Questions: Frequency Distributions and Contingency Tables
5 questions to test your understanding
Score: 0 / 5
Question 1 Multiple Choice
In a survey, 40 out of 200 total respondents are women who prefer Brand A. There are 80 women total. What is the conditional frequency of preferring Brand A, given the respondent is a woman?
A0.20 (40 out of 200 total respondents)
B0.50 (40 out of 80 women)
C0.40 (80 out of 200 total respondents)
D0.33 (40 out of 120 non-women)
Conditional frequency restricts the denominator to the group you're conditioning on. Given the respondent is a woman, the relevant pool is the 80 women — not all 200 respondents. So the conditional frequency is 40/80 = 0.50. Option A (0.20) is the joint frequency: the proportion of the entire sample that is both female AND prefers Brand A. Option C (0.40) is the marginal frequency of women. Mixing up joint and conditional frequencies is the most common error in contingency table analysis.
Question 2 Multiple Choice
School A reports 60 students prefer online learning; School B reports 90 students prefer online learning. A student concludes School B has stronger preference for online learning. What critical information is missing?

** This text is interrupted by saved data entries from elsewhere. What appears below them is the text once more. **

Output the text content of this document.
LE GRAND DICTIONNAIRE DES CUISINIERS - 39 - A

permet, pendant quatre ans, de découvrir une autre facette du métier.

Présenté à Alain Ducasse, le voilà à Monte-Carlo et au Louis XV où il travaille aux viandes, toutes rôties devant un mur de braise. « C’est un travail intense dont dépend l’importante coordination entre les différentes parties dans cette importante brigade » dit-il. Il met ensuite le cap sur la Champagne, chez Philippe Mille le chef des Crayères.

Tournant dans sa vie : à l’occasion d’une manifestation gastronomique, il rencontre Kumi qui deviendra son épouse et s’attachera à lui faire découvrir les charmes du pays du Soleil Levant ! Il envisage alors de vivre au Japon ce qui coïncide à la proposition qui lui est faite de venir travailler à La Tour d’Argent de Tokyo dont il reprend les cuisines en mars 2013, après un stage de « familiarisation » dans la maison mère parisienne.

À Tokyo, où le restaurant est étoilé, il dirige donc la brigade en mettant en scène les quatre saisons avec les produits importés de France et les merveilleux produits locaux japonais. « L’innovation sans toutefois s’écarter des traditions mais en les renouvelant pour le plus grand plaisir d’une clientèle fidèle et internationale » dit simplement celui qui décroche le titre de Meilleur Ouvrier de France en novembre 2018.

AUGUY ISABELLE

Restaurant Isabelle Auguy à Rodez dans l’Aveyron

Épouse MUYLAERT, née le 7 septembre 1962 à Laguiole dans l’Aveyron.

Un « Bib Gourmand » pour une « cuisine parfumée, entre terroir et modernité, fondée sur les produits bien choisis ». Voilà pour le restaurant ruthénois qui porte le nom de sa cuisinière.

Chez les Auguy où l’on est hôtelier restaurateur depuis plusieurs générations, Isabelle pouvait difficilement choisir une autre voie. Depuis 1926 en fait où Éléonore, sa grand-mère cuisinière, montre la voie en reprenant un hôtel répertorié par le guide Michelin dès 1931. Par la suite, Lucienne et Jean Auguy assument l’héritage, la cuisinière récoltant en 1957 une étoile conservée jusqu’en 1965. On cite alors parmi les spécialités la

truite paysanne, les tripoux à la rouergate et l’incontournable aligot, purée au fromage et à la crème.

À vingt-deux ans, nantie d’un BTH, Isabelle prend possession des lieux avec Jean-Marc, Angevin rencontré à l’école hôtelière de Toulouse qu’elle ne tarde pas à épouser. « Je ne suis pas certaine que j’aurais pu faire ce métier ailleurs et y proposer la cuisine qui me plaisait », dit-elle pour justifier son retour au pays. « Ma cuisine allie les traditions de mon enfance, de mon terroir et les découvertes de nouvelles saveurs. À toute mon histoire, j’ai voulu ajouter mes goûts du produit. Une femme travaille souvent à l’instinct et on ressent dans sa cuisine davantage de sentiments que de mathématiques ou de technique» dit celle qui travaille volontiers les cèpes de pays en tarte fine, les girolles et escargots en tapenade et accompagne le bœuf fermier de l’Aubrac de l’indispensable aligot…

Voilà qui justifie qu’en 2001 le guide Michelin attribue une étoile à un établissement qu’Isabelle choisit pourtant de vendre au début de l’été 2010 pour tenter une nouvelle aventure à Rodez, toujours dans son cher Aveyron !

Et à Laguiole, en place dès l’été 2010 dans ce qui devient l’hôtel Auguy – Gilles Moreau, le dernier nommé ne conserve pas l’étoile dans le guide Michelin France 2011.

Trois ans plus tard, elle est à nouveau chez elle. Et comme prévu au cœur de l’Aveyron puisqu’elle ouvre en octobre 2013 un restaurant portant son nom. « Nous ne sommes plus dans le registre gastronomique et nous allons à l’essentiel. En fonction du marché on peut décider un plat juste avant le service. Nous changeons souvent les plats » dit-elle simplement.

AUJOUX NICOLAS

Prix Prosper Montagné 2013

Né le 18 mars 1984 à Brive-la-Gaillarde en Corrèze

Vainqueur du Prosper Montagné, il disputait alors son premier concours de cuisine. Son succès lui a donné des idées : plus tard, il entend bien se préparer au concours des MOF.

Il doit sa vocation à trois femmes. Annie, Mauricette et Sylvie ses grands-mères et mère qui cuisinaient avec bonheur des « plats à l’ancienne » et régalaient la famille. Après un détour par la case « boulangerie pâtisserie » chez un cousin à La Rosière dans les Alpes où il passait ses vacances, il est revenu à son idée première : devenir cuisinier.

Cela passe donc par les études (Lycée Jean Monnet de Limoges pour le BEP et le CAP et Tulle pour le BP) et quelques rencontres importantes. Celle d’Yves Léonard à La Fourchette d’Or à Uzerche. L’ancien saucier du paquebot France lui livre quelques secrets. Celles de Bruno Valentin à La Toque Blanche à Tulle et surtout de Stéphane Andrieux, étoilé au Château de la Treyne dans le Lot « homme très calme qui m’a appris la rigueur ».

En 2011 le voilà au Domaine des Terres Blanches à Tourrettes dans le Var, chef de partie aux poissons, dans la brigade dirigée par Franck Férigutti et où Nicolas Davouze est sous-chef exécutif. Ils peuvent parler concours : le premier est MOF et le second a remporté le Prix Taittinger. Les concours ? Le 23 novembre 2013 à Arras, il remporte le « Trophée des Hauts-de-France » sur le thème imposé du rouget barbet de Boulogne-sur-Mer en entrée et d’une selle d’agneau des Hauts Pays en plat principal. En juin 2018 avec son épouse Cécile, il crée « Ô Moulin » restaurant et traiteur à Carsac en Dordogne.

AThe specific online platforms used at each school
BThe total number of students surveyed at each school, needed to compute relative frequencies
CWhether both surveys were conducted during the same semester
DThe grade levels of the students surveyed
Raw frequency counts are uninterpretable without the total sample size. If School A surveyed 80 students (75% prefer online) and School B surveyed 900 (10% prefer online), School A actually has the stronger preference. Relative frequency — count divided by total — is the correct metric for comparison across samples of different sizes. This is one of the core lessons of frequency distributions: always normalize before comparing.
Question 3 True / False
In a contingency table, the marginal frequencies are the individual cell counts for each combination of categories.
TTrue
FFalse
Answer: False
Marginal frequencies are the row totals and column totals that appear at the 'margins' of the table. They show the distribution of each variable on its own, ignoring the other. The individual cell counts are called joint frequencies — they show how often each specific combination of both variables occurs. Marginal frequencies are obtained by summing across rows or columns; joint frequencies are the raw cells.
Question 4 True / False
A frequency distribution can be constructed for discrete quantitative data as well as categorical data.
TTrue
FFalse
Answer: True
Frequency distributions work for any type of data where you can enumerate values and count occurrences. For discrete quantitative data (like the number of siblings, or a 1-10 rating scale), you list each possible value and count how often it appears — exactly as with categorical data. Continuous quantitative data requires grouping into bins (class intervals) first, but the resulting grouped frequency distribution is equally valid.
Question 5 Short Answer
What is the difference between a joint frequency and a conditional frequency in a contingency table, and why does this distinction matter for detecting association between variables?
Think about your answer, then reveal below.
Model answer: A joint frequency is the count (or proportion) for a specific combination of both variables — e.g., the proportion of all respondents who are female AND prefer Brand A. A conditional frequency restricts the denominator to one category — e.g., among women only, the proportion who prefer Brand A. The distinction matters because association is detected by comparing conditional frequencies across groups: if the conditional distribution of Brand preference looks the same for men and women, the variables are independent. If it differs, there is an association. Joint frequencies alone can't reveal this because they're confounded by the marginal distributions.
The chi-square test formalizes exactly this comparison of conditional frequencies. If you only report joint frequencies, you cannot tell whether an observed pattern reflects a real association or merely the fact that one group is larger. Conditional frequencies control for group size and expose the genuine relationship (or lack thereof) between the two variables.